Réforme du bac : pourquoi Blanquer pourrait réussir là où ses prédécesseurs ont échoué

Jean-Michel Blanquer 1280
© JOEL SAGET / AFP
  • Copié
Virginie Salmen, édité par R.Da.
Le ministre de l'Education nationale pose mercredi les bases d'une réforme du bac qui, à ce stade, n'a rencontré qu'une faible opposition.
L'ENQUÊTE DU 8H

Les premières propositions quant à la réforme du baccalauréat doivent être dévoilées mercredi. Les séries littéraires ou scientifiques devraient être supprimées purement et simplement. La mise en place d'un grand oral  pourrait également changer l'organisation des épreuves. Pour l'heure, cette refonte ambitieuse d'un examen qui fête cette année ses 210 ans n'a rencontré aucune opposition de taille. Jean-Michel Blanquer, le ministre de l'Education nationale, s'apprête-t-il a réussir ce que ses prédécesseurs ne sont jamais parvenus à faire, à savoir "dégraisser le mammouth" selon la fameuse formule de Claude Allègre ?

Une opposition silencieuse. En 2005, François Fillon, alors ministre de l'Education nationale, avait proposé d'instaurer le contrôle continu au baccalauréat avec une épreuve finale à six matières. Une mesure accueillie par des manifestations de lycéens, poussant le ministre à battre en retraite trois mois plus tard. Treize ans plus tard, il se pourrait cependant que les planètes soient alignées en faveur de Jean-Michel Blanquer. En effet, cette fois le gouvernement n'a pas d'opposition politique à affronter sur ce sujet : on n'entend plus ni le Parti socialiste ni les Républicains, ni même La France insoumise. L'opposition syndicale est également très limitée, les représentants lycéens peinant à mobiliser des jeunes "dépolitisés". Surtout, le Snes, syndicat de professeurs le plus actif dans l'affrontement, est sorti affaibli de la réforme du collège.

Un ministre déterminé... Pour l'ami d'enfance de Jean-Michel Blanquer, François Baroin, l'explication réside aussi dans la personnalité du ministre : "Il est animé de ce projet. Le fait d'en être convaincu et de l'incarner permet justement de faire passer ces messages. Ces idées de bon sens […] étaient souhaitées par une large majorité de Français, mais aussi, peut-être inconsciemment, par une partie du corps constituant ce magnifique ministère de l'Education nationale", estime le maire de Troyes.

et des esprits prêts pour le changement. Pour l'instant, Jean-Michel Blanquer s'est beaucoup adressé aux parents. Dans ses interviews, il a prononcé des mots rassurants : "autorité", "méthodes de lecture syllabique", etc. Mais concrètement, dans les classes, les profs n'ont encore rien vu changer : les portables ne sont pas interdits, personne ne porte d'uniforme et les méthodes de lecture sont toujours les mêmes. Pour Christian Chevalier, qui a dirigé le syndicat SE-UNSA pendant une dizaine d'années, le moment de vérité va arriver avec cette réforme du bac. "Je ne crois pas qu'il y ait de miracle Blanquer. Les échecs précédents ont sans doute permis à la société, à la communauté éducative et aux parents de prendre conscience qu'il faut avancer sur cette question du bac". En clair, les esprits seraient mûrs pour le changement.

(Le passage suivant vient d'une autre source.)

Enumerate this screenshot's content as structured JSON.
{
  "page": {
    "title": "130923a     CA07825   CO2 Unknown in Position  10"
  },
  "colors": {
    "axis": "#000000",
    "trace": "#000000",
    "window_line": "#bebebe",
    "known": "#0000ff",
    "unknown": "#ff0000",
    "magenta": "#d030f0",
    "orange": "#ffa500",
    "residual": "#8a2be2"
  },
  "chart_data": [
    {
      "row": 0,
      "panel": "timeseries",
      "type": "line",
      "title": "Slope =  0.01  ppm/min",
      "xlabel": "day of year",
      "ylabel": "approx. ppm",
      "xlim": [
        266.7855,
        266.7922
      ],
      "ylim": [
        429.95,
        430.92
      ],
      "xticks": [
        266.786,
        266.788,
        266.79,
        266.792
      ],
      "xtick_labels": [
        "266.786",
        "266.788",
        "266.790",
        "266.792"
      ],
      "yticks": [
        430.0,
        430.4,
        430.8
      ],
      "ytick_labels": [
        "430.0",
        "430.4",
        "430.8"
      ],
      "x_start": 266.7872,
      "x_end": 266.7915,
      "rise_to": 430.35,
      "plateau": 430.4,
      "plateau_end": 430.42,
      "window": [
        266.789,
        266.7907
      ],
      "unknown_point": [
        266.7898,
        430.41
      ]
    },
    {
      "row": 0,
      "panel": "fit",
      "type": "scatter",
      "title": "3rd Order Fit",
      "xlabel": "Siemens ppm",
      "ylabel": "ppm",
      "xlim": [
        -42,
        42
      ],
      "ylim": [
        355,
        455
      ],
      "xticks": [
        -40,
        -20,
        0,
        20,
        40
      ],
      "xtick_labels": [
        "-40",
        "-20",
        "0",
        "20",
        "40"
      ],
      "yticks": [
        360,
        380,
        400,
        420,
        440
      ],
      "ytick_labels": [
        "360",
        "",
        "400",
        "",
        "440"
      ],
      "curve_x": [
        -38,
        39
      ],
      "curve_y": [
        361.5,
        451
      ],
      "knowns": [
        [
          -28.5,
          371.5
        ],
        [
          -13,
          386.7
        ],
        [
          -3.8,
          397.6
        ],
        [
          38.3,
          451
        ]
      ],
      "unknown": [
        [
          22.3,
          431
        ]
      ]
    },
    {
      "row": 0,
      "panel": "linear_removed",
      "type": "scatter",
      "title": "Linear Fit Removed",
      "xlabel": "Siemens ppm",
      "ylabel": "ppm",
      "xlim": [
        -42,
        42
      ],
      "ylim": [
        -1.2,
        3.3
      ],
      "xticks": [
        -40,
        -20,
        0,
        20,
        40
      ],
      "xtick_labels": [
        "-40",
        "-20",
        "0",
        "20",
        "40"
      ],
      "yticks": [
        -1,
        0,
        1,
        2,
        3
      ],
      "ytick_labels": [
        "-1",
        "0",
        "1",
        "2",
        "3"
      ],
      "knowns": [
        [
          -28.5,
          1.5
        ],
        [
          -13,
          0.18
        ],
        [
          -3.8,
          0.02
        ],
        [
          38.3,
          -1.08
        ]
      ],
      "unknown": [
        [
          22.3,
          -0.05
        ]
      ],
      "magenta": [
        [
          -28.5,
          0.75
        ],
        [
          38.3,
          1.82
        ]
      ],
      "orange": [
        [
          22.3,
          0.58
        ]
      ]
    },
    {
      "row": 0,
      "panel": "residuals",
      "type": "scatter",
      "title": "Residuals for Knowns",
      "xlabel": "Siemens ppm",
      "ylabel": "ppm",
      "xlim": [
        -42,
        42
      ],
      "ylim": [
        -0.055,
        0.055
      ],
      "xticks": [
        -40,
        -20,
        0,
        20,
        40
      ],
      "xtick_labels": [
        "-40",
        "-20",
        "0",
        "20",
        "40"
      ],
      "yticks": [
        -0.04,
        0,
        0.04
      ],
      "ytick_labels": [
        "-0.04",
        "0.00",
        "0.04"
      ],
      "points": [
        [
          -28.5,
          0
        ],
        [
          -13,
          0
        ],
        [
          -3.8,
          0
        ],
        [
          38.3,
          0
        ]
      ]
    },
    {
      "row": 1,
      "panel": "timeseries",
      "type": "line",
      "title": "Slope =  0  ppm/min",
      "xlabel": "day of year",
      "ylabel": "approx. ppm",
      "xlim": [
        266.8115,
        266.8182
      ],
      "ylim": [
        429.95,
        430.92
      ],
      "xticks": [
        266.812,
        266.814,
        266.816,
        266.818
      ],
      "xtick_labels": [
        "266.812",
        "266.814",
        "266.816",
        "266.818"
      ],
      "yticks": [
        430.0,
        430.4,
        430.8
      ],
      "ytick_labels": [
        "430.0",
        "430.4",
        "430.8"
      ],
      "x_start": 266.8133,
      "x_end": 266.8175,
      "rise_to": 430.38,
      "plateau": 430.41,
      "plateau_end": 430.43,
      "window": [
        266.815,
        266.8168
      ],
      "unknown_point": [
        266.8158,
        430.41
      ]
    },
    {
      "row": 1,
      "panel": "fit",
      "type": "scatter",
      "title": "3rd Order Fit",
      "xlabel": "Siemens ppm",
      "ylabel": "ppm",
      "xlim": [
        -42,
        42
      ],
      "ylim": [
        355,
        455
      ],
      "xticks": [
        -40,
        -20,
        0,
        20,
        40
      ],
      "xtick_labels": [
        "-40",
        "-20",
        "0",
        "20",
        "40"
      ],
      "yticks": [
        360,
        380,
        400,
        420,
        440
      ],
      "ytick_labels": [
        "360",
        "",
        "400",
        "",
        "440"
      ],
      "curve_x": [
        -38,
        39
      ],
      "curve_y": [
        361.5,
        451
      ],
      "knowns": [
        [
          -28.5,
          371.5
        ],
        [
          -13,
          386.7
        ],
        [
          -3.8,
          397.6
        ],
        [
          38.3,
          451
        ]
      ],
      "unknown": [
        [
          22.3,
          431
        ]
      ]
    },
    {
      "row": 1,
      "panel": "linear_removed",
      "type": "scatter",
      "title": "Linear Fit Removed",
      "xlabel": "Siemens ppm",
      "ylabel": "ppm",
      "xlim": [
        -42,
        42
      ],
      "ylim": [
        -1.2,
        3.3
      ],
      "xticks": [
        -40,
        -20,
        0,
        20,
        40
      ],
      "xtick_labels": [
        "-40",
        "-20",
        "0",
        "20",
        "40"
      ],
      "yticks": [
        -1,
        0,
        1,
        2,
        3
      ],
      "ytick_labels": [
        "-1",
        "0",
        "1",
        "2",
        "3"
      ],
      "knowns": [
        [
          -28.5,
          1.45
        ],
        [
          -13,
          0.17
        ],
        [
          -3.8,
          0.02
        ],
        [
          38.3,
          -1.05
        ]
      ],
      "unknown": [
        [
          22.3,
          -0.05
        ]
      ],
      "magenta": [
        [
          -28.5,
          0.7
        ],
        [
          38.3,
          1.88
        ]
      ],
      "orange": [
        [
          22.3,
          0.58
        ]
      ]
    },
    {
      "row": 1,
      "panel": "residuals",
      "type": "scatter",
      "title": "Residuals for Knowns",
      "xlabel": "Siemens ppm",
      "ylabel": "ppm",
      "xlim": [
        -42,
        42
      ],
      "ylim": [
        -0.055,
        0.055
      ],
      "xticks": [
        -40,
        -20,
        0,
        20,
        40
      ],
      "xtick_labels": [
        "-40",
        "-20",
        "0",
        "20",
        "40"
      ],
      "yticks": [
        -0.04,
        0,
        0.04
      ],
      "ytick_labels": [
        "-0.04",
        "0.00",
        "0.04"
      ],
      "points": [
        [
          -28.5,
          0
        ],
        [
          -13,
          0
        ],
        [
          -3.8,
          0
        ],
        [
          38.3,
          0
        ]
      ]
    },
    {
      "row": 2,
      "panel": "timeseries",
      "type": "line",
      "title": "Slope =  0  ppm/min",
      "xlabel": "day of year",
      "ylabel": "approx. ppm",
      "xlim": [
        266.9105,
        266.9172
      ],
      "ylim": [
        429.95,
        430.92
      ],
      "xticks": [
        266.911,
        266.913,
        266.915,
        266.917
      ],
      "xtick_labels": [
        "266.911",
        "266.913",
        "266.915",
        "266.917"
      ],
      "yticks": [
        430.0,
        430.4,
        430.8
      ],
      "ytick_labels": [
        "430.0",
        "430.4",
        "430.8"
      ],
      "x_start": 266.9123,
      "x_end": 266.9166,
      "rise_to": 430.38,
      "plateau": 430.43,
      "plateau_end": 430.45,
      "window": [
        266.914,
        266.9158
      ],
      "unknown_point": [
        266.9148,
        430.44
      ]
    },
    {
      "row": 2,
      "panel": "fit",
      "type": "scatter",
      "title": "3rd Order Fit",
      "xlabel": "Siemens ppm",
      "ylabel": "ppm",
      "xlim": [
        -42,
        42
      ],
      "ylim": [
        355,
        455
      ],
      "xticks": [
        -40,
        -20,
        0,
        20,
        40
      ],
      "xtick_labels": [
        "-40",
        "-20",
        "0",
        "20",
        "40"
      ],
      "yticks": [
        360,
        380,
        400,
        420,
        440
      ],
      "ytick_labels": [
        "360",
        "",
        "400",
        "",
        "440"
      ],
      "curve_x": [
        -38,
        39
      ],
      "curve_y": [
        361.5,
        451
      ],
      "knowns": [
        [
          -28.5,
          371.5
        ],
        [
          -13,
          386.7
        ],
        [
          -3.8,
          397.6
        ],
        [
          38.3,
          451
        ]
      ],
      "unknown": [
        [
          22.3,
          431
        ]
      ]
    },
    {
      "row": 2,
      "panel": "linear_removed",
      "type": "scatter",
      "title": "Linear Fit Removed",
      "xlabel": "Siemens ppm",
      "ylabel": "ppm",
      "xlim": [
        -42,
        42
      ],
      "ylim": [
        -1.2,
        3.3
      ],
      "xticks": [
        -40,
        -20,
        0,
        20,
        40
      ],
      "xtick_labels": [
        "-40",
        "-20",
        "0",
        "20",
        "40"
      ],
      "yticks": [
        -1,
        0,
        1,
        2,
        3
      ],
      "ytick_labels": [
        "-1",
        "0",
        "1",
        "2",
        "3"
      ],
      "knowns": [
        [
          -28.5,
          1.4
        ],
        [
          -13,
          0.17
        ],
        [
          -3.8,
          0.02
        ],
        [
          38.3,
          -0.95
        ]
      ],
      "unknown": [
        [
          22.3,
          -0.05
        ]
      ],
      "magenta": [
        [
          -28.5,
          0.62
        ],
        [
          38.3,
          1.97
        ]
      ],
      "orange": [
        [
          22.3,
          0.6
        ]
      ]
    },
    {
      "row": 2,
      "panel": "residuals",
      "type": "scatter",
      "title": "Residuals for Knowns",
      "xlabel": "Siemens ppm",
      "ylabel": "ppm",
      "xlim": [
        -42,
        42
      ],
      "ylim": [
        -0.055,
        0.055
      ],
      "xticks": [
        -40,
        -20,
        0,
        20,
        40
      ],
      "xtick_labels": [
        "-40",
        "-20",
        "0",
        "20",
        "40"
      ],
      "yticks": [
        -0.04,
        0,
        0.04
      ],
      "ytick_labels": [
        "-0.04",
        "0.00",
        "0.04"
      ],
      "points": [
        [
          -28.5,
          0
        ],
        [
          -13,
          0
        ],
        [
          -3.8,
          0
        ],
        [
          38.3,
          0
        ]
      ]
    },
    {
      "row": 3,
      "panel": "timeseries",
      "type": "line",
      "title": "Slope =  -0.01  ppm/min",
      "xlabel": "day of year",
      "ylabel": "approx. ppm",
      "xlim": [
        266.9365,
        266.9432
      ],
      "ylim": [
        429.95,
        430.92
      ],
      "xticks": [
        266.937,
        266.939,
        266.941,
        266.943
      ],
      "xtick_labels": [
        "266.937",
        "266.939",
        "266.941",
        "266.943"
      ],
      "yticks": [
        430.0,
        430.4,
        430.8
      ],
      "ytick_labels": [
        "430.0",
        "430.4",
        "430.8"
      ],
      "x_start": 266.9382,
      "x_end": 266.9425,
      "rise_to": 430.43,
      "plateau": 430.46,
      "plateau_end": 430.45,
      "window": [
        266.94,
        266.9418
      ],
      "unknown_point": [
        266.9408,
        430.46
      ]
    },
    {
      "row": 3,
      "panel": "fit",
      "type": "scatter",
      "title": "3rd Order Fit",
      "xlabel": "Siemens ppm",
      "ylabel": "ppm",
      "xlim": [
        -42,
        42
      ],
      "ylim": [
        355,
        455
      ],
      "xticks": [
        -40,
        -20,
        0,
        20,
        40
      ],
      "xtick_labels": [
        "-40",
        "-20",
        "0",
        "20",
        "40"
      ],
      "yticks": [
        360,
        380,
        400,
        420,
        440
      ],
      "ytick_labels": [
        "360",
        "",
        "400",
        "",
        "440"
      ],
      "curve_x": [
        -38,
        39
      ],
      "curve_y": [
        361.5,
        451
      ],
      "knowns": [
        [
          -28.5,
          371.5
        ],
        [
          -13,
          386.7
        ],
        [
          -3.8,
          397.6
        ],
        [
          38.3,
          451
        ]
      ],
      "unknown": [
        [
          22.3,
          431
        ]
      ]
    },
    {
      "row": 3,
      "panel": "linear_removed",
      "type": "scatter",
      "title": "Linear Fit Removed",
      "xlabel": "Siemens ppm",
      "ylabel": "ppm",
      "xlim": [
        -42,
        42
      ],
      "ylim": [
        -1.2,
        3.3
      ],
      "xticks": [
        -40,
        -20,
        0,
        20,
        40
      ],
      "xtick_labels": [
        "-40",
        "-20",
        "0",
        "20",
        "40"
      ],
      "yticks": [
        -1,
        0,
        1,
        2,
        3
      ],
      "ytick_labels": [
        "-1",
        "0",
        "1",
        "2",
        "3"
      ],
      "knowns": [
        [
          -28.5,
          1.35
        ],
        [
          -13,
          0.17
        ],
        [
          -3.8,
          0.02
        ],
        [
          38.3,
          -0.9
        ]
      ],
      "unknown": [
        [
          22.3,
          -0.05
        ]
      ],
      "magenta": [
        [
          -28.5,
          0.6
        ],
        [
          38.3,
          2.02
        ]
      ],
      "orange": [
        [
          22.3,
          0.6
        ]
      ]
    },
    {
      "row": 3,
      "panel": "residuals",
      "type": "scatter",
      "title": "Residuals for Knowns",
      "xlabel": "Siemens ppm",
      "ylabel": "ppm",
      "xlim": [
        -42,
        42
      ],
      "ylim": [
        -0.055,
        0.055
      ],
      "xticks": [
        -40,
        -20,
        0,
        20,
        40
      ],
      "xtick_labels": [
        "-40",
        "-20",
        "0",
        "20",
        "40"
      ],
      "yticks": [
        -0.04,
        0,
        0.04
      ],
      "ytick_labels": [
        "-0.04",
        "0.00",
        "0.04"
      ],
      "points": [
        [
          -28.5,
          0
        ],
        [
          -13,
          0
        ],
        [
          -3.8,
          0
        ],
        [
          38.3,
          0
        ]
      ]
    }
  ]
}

Gare à l'embrasement. Un avertissement cependant : les historiens de l'éducation rappellent que les mouvements lycéens se mettent en place très rapidement. Pour la réforme du lycée sous Xavier Darcos, par exemple, ils s'étaient mobilisés en 15 jours.

Quelles pistes pour la réforme du bac ?

C'est un bac resserré à quatre épreuves, au lieu d'une dizaine actuellement, qui se profile, suivant la promesse de campagne d'Emmanuel Macron. Les candidats en passeraient deux en juin : la philosophie et un grand oral d'une demi-heure, pour défendre un projet préparé pendant l'année devant un jury de trois à quatre personnes. Cet oral compterait pour 15% de la note finale.

Les deux autres épreuves pourraient quant à elles être passées beaucoup plus tôt, dès le retour des vacances de Pâques. Elles porteraient sur les deux matières "majeures". En effet, fini les séries littéraire, scientifique et économique : les élèves auraient à choisir chacun deux matières "majeures" et deux "mineures", en plus d'un tronc commun.

Un point fâche néanmoins : les 40% de la note finale du baccalauréat acquise lors du contrôle continu, donc avec les notes du bulletin. Pour beaucoup de professeurs, de parents d'élèves et de lycéens, ce système est trop inégalitaire suivant les établissements.